SUMMARY Global incidence of Inflammatory Bowel Disease (IBD) has increased 6% in the past 30 years, reducing quality of life for more than 6.8 million individuals. IBD is characterized by chronic inflammation of the gastrointestinal tract, resulting in Crohn’s Disease (CD) or Ulcerative Colitis (UC). Although its etiology is unknown, IBD is thought to be the result of abnormal mucosal immune responses caused by genetic factors, the microbiome, and the environment. Dietary interventions have been proposed as therapeutic measures for IBD. However, studies that delineate the mechanism of how dietary fiber impacts microbiome composition and development of the mucosal immune response are still very scarce. Such studies are needed to discover diet-microbiota-immune system interactions that can be harnessed to control disease. Results obtained from the parent award R01DK129950- 01 of this application, showed a relationship between dietary fiber, Segmented filamentous bacteria, and CD4+CD8αα+ IEL T cells (DP IELs), a population of intestinal T cells with local regulatory functions in the small intestine. The main aim of this Diversity Supplement Application is to delineate the molecular mechanism of the intestinal epithelial cells-SFB-DP IEL interaction and constitutes a new direction different from the aims proposed in the parent grant. To accomplish this, we propose to determine the effects of fiber and SFB on small intestinal epithelial cells (sIECs) using RNAseq, qPCR and flow cytometry, and determine the role of SFB-dependent expression of MHC II on sIECs cells on the development and turnover of DP IELs using genetically modified in vivo models to remove MHC II expression on intestinal epithelial cells.

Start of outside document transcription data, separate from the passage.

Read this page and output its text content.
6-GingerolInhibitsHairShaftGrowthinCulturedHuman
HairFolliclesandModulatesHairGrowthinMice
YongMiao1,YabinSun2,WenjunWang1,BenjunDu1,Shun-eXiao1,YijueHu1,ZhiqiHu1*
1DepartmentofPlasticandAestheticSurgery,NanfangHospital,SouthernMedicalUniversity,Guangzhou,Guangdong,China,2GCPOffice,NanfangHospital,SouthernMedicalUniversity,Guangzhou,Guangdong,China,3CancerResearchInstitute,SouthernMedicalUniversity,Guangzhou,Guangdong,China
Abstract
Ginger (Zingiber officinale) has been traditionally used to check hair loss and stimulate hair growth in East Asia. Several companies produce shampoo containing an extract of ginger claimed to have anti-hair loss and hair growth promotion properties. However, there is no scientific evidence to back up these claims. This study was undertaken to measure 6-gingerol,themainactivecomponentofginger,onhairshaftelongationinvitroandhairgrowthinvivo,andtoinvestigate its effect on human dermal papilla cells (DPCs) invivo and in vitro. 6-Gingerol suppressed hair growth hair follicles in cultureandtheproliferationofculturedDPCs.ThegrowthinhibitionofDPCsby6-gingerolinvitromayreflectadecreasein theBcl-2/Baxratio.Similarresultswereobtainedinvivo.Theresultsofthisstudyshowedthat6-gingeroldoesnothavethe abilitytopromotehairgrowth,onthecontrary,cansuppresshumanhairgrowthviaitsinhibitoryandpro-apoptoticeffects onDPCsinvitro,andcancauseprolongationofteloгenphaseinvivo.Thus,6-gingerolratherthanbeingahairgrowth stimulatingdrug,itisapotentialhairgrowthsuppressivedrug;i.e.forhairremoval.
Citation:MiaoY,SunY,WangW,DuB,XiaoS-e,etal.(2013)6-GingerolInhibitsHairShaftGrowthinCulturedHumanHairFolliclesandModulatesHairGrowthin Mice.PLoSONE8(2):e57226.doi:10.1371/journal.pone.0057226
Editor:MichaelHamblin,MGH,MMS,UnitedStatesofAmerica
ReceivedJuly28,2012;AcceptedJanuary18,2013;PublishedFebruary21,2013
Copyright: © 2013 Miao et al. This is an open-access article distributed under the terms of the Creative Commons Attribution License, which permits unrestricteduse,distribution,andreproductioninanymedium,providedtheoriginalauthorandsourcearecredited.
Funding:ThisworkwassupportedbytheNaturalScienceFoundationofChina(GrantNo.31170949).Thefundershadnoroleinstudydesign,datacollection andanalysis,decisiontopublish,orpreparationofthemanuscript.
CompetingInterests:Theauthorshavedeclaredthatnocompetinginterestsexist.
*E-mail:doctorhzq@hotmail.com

The studies in this proposal will identify interactions between small intestine epithelial cells and SFB that are necessary for the development of DP IELs and how the absence of fermentable fiber affects these interactions. Our proposed studies will complement and extend the studies proposed in the parent R01 grant, which long-term goal is to identify how the consumption of dietary fiber affects interactions between members of the microbiota and the immune system. These studies will further our understanding of the mucosal immune system to aid in the development and implementation of dietary therapeutic measures that will improve the outcomes of IBD patients.

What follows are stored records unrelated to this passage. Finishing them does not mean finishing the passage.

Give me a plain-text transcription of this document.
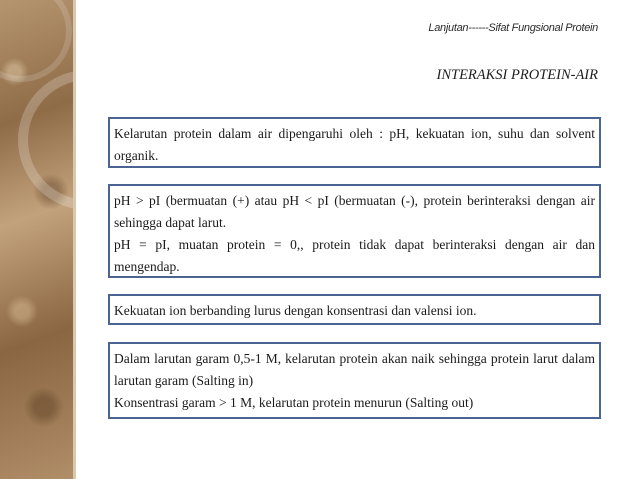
Lanjutan------Sifat Fungsional Protein
INTERAKSI PROTEIN-AIR

Kelarutan protein dalam air dipengaruhi oleh : pH, kekuatan ion, suhu dan solvent organik.

pH > pI (bermuatan (+) atau pH < pI (bermuatan (-), protein berinteraksi dengan air sehingga dapat larut.

pH = pI, muatan protein = 0,, protein tidak dapat berinteraksi dengan air dan mengendap.

Kekuatan ion berbanding lurus dengan konsentrasi dan valensi ion.

Dalam larutan garam 0,5-1 M, kelarutan protein akan naik sehingga protein larut dalam larutan garam (Salting in)

Konsentrasi garam > 1 M, kelarutan protein menurun (Salting out)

总结 炎症性肠病（IBD）的全球发病率在过去30年中增加了6%， 超过680万人的生命。IBD的特征是胃肠道的慢性炎症 肠道，导致克罗恩病（CD）或溃疡性结肠炎（UC）。虽然其病因不明，但IBD被认为是 是由遗传因素、微生物组和细胞因子引起的异常粘膜免疫应答的结果。 环境饮食干预已被提议作为IBD的治疗措施。然而，研究表明， 描述膳食纤维如何影响微生物组组成和粘膜发育的机制 免疫反应仍然非常缺乏。这些研究需要发现饮食-微生物群-免疫系统 可以用来控制疾病的相互作用。从母公司获得的结果R 01 DK 129950- 01，显示了膳食纤维、分节丝状细菌和 CD 4 + CD 8 αα+ IEL T细胞（DP IEL）是一群在小肠中具有局部调节功能的肠道T细胞。 肠子本多样性补充申请的主要目的是描述 肠上皮细胞-SFB-DP IEL的相互作用，构成了一个新的方向不同的目的提出 在父母补助金里为了实现这一目标，我们建议确定纤维和SFB对小肠的影响， 使用RNAseq、qPCR和流式细胞术检测上皮细胞（sIEC），并确定SFB依赖性 使用基因修饰的人源化细胞，sIEC细胞上MHC II的表达对DP IEL的发育和周转的影响。 体内模型，以去除肠上皮细胞上的MHC II表达。本提案中的研究将确定 小肠上皮细胞和SFB之间的相互作用是DP IEL发育所必需的 以及可发酵纤维的缺乏如何影响这些相互作用。我们建议的研究将补充和 扩展在父R 01补助金中提出的研究，其长期目标是确定如何消费 膳食纤维影响微生物群成员与免疫系统之间的相互作用。这些研究将 进一步了解粘膜免疫系统，以帮助开发和实施膳食补充剂， 改善IBD患者预后的治疗措施。